Als wenn die Ukrainer nicht schon schlimm genug getroffen sind, tritt die Regierung im Scheitelpunkt der Krise auch noch zurück. Der prowestliche Ministerpräsident Arseni Jazenjuk versucht, Neuwahlen am 26. Oktober zu organisieren. Die tief greifenden Veränderungen im Lande, nicht selten als Reformen bezeichnet, können damit in ungeahnte Kanäle expandieren. Völlig ungewiss bleibt, ob die Wahlen überhaupt stattfinden können, da sich das Land in einem tiefen Bürgerkrieg und nicht zuletzt in einem ungerechten Krieg befindet. Da nützt es wenig, dass der scheidende Regierungschef bei seinem Rücktritt auf die verzweifelte Lage in seinem Land hinweist.
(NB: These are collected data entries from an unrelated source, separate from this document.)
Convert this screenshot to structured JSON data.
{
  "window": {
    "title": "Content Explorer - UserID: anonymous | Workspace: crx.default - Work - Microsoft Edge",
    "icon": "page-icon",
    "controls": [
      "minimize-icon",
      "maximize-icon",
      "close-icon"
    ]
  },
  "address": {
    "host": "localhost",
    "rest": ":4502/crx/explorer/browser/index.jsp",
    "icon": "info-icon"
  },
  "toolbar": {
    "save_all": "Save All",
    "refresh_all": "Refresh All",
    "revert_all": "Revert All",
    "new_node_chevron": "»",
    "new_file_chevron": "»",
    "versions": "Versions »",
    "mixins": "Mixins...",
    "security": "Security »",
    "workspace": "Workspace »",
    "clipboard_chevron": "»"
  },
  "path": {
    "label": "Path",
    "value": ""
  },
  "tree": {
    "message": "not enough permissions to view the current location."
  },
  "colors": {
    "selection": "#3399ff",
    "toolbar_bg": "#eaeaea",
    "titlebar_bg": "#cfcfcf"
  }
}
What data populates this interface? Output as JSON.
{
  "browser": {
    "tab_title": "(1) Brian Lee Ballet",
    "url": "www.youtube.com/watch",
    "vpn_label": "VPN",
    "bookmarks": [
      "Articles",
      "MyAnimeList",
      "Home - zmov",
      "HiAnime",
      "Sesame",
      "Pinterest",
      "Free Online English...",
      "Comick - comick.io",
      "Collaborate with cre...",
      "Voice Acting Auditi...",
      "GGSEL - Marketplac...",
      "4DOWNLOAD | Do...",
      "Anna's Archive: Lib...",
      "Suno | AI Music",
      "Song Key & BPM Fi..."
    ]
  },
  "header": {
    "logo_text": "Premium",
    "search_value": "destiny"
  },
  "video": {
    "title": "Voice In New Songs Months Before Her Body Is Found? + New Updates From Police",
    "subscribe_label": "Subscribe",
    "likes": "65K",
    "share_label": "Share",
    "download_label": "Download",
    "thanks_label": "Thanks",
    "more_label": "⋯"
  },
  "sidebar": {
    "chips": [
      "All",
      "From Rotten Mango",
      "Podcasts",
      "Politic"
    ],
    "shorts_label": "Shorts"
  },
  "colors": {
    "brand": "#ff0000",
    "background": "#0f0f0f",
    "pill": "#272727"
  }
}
Jazenjuk hat nicht zur Befriedigung beigetragen. Letztlich hat er mit den durchgepeitschten Wirtschaftsgesetzen der letzten Tage und Wochen einen weiteren Baustein für die Mauer zwischen den streitenden Parteien hinzugefügt. Die Beteiligung von ausländischen Investoren am Öltransportsystem der Ukrainer wurde so ermöglicht. Sicher ist der Ansatz aus nationaler Sicht gut, dass man das Ukrainische Gastransportsystem unabhängiger von Einflüssen Dritter macht. Bloß: Wer ist der, der die Anteile an dem Unternehmen kauft? Solch eine Regelung entfaltet in jedem Fall Eigendynamik.